Excess IBD Regions

As genetic genealogists, we know we need to verify our matches via triangulation to confirm that they are identical-by-descent (IBD) from a common ancestor. Triangulation means every member of a match cluster (triangulation group) has to match every other member who is expected to have overlaps with them (depending on what portions of it they inherited) across their particular portions of the same ancestral segment on the same chromosome, and this ancestral segment has definable start and end points but not every holder of the segment will have inherited the whole thing.

We should also try to phase the inheritance of matches between parent-child pairs. If a segment is above 3.5 centimorgans (cM) long and phases from a parent to a child, it is usually (though not always) valid. It's best to stick with phased segments above 6 cM for high confidence, and those segments must also belong to a triangulation group with a total of at least 4 segment holders who are not very closely related to one another.

Clusters of false matches fail to triangulate and appear in a person's match list due to a phenomenon called identical-by-chance (IBC). There are certain areas of DNA that are notorious for large numbers of matches that are either false or ancient. When a segment appears solely within an Excess IBD Region, it should probably be disregarded as it will be more likely than not to be a time-waster leading to the discovery of false matches.

"Relationship Estimation from Whole-Genome Sequence Data" by Hong Li, Gustavo Glusman, et al. published in PLOS Genetics on January 30, 2014 in its volume 10, number 1, identified the following positions with widespread Excess IBD Regions:

• Chromosome 1 from 118 million to 153 million
• Chromosome 2 from 85 million to 99 million
• Chromosome 2 from 132 million to 141 million
• Chromosome 2 from 192 million to 198 million
• Chromosome 8 from 10 million to 13 million
• Chromosome 9 from 38 million to 72 million
• Chromosome 10 from 44 million to 53 million
• Chromosome 15 from 20 million to 25 million
• Chromosome 15 from 27 million to 30 million
• Chromosome 16 from 19 million to 24 million
• Chromosome 17 from 59 million to 65 million
• Chromosome 17 from 77 million to 78 million
• Chromosome 21 from 16 million to 19 million
• Chromosome 22 from 16 million to 25 million

I've bolded the segment areas on chromosome 1, 15, 21, and 22 as especially problematic. I usually get overwhelmed with false matches in those areas.
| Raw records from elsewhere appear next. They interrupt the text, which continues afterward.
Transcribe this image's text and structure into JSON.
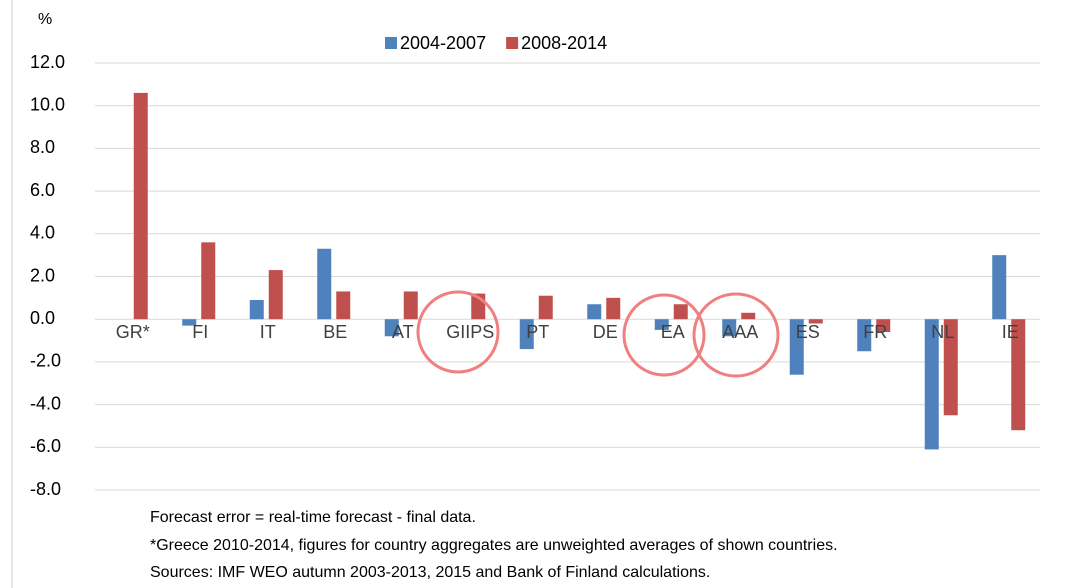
{
  "chart_data": {
    "type": "bar",
    "y_label": "%",
    "categories": [
      "GR*",
      "FI",
      "IT",
      "BE",
      "AT",
      "GIIPS",
      "PT",
      "DE",
      "EA",
      "AAA",
      "ES",
      "FR",
      "NL",
      "IE"
    ],
    "series": [
      {
        "name": "2004-2007",
        "color": "#4f81bd",
        "values": [
          null,
          -0.3,
          0.9,
          3.3,
          -0.8,
          null,
          -1.4,
          0.7,
          -0.5,
          -0.8,
          -2.6,
          -1.5,
          -6.1,
          3.0
        ]
      },
      {
        "name": "2008-2014",
        "color": "#c0504d",
        "values": [
          10.6,
          3.6,
          2.3,
          1.3,
          1.3,
          1.2,
          1.1,
          1.0,
          0.7,
          0.3,
          -0.2,
          -0.6,
          -4.5,
          -5.2
        ]
      }
    ],
    "ylim": [
      -8,
      12
    ],
    "yticks": [
      {
        "value": -8,
        "label": "-8.0"
      },
      {
        "value": -6,
        "label": "-6.0"
      },
      {
        "value": -4,
        "label": "-4.0"
      },
      {
        "value": -2,
        "label": "-2.0"
      },
      {
        "value": 0,
        "label": "0.0"
      },
      {
        "value": 2,
        "label": "2.0"
      },
      {
        "value": 4,
        "label": "4.0"
      },
      {
        "value": 6,
        "label": "6.0"
      },
      {
        "value": 8,
        "label": "8.0"
      },
      {
        "value": 10,
        "label": "10.0"
      },
      {
        "value": 12,
        "label": "12.0"
      }
    ],
    "grid": true,
    "legend": "top",
    "notes": [
      "Forecast error = real-time forecast - final data.",
      "*Greece 2010-2014, figures for country aggregates are unweighted averages of shown countries.",
      "Sources: IMF WEO autumn 2003-2013, 2015 and Bank of Finland calculations."
    ]
  }
}
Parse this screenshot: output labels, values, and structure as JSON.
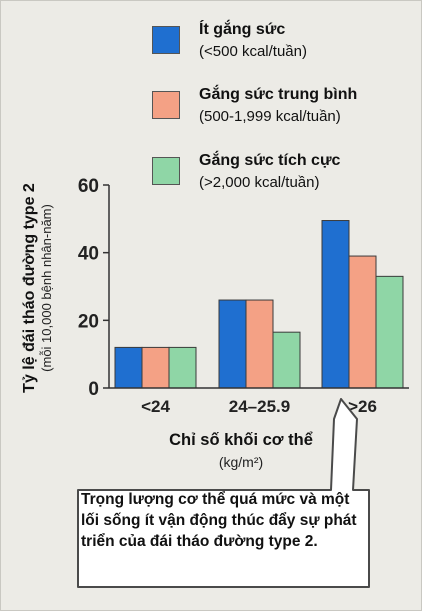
{
  "chart_data": {
    "type": "bar",
    "categories": [
      "<24",
      "24–25.9",
      ">26"
    ],
    "series": [
      {
        "name": "Ít gắng sức",
        "sublabel": "(<500 kcal/tuần)",
        "color": "#1f6fd0",
        "values": [
          12,
          26,
          49.5
        ]
      },
      {
        "name": "Gắng sức trung bình",
        "sublabel": "(500-1,999 kcal/tuần)",
        "color": "#f4a185",
        "values": [
          12,
          26,
          39
        ]
      },
      {
        "name": "Gắng sức tích cực",
        "sublabel": "(>2,000 kcal/tuần)",
        "color": "#8fd6a6",
        "values": [
          12,
          16.5,
          33
        ]
      }
    ],
    "yticks": [
      0,
      20,
      40,
      60
    ],
    "ylim": [
      0,
      60
    ],
    "ylabel": "Tỷ lệ đái tháo đường type 2",
    "ylabel_sub": "(mỗi 10,000 bệnh nhân-năm)",
    "xlabel": "Chỉ số khối cơ thể",
    "xlabel_unit": "(kg/m²)",
    "legend_placement": "top",
    "grid": false
  },
  "callout": {
    "text": "Trọng lượng cơ thể quá mức và một lối sống ít vận động thúc đẩy sự phát triển của đái tháo đường type 2."
  }
}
The segment area on chromosome 9 provides very old matches as this is a well-known "cold spot". This is true even when the segment begins at an earlier position like 33 million. There may indeed be a common ancestor, but he or she lived very far back in time, sometimes more than the range of 20 generations that direct-to-consumer autosomal DNA tests are limited to. (By contrast, most matches we find on more normal segment areas are related to us within the past 16 generations and will be 14th cousins or closer.)

I have used GEDmatch since 2015 and I've observed several more positions that frequently give trouble.
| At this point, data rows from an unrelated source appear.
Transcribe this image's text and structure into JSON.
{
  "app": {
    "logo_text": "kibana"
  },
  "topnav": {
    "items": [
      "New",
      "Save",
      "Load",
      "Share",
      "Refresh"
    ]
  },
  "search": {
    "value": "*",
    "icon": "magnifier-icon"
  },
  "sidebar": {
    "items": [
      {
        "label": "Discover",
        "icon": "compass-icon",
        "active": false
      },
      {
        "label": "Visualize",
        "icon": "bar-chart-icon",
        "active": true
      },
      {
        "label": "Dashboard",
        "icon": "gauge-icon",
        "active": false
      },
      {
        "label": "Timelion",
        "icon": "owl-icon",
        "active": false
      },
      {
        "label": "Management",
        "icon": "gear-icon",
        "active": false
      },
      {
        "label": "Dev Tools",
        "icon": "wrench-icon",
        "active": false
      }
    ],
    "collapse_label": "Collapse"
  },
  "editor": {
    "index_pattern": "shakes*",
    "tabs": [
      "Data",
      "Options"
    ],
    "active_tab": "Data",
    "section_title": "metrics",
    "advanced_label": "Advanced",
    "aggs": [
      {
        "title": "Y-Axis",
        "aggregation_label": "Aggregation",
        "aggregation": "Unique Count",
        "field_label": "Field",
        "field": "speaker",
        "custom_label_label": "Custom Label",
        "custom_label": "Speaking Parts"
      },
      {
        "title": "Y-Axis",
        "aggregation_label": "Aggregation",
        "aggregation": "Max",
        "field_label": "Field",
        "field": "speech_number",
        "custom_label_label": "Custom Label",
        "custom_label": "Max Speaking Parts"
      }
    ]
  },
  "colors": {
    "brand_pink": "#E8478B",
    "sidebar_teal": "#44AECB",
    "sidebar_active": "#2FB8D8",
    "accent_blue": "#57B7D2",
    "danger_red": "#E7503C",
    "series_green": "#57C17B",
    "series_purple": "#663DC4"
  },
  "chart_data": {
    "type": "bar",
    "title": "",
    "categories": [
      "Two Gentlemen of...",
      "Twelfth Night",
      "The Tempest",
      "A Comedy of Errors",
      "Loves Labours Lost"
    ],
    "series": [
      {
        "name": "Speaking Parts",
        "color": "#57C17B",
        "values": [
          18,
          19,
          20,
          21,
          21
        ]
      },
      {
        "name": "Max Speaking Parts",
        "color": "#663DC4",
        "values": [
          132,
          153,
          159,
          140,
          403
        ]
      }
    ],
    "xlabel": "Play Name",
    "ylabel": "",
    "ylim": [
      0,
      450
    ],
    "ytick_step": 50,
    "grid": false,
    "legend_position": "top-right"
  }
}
• Chromosome 20 from 57 million to 59 million - I encounter many false matches there.
• Other sections of Chromosome 1 tend to give false matches, such as near the beginning of it.
• Other sections of Chromosome 22 can yield false matches, like between 46 million and 47 million.
• Also, we encounter many false matches that also cross the area between the two Excess IBD Regions on Chromosome 15 and bridge the two sides.
• The Human Leukocyte Antigen (HLA) region on Chromosome 6 from 29 million to 33 million, containing genes having to do with the immune system, can provide pileups of matches that are sometimes very old, if the match is solely within that range (doesn't either start much earlier on the chromosome or end much later). The matches are not necessarily going to be found to be invalid, but may not be useful for genealogical purposes either. Such matches will often be what can be considered a "population match" representing a common ethnicity.

That is not to say that all false matches will appear on the above areas. A false match can appear just about anywhere.
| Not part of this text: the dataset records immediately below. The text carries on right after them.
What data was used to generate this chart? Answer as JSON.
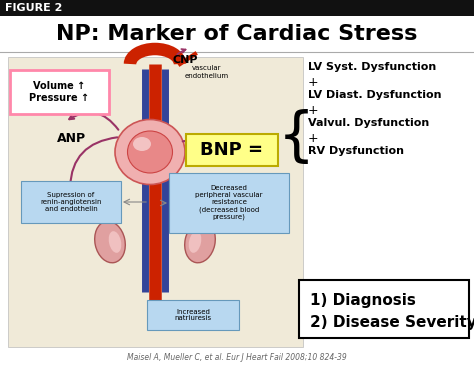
{
  "title": "NP: Marker of Cardiac Stress",
  "figure_label": "FIGURE 2",
  "bg_color": "#ffffff",
  "header_bg": "#111111",
  "header_text_color": "#ffffff",
  "title_fontsize": 16,
  "body_bg": "#f0ead8",
  "volume_pressure_text": "Volume ↑\nPressure ↑",
  "volume_box_color": "#ffffff",
  "volume_box_edge": "#ff88aa",
  "anp_text": "ANP",
  "cnp_text": "CNP",
  "cnp_sub": "vascular\nendothelium",
  "bnp_text": "BNP =",
  "bnp_box_color": "#ffff88",
  "bnp_box_edge": "#bbaa00",
  "right_text_lines": [
    "LV Syst. Dysfunction",
    "+",
    "LV Diast. Dysfunction",
    "+",
    "Valvul. Dysfunction",
    "+",
    "RV Dysfunction"
  ],
  "diagnosis_line1": "1) Diagnosis",
  "diagnosis_line2": "2) Disease Severity",
  "diagnosis_box_color": "#ffffff",
  "diagnosis_box_edge": "#000000",
  "suppress_text": "Supression of\nrenin-angiotensin\nand endothelin",
  "suppress_box_color": "#b8d8f0",
  "decreased_text": "Decreased\nperipheral vascular\nresistance\n(decreased blood\npressure)",
  "decreased_box_color": "#b8d8f0",
  "natriuresis_text": "Increased\nnatriuresis",
  "natriuresis_box_color": "#b8d8f0",
  "citation": "Maisel A, Mueller C, et al. Eur J Heart Fail 2008;10 824-39",
  "purple": "#993366",
  "red": "#cc2200",
  "blue": "#334499"
}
Some types of false matches include:

• Failure to triangulate at all: This is also known as a false pileup.
• Incomplete triangulation: Some pairs of matches on a cluster don't "match" each other across the entirety of their expected lengths, even while they fully "match" some others there.
• Low SNP counts: For example, when two Family Tree DNA kits are compared against each other, the SNP count ratio usually should be at least 100 SNPs for every 1 centimorgan (cM), because they are using the same type of chip. This is also true for the fully compatible comparisons between Family Tree DNA kits and AncestryDNA v1 kits, Family Tree DNA kits and MyHeritage kits, Family Tree DNA kits and 23andMe v3 kits, MyHeritage and 23andMe v3 kits, MyHeritage and AncestryDNA v1 kits, and 23andMe v3 kits and AncestryDNA v1 kits. This rule does not apply to comparisons between Family Tree DNA kits and 23andMe v4 kits, nor between Family Tree DNA kits and AncestryDNA v2 kits, because many of the particular SNPs tested by those chips differ considerably so the SNP counts that are findable are lower than we'd prefer. [Disclaimer: This website is a direct affiliate of Family Tree DNA and an indirect affiliate of AncestryDNA.]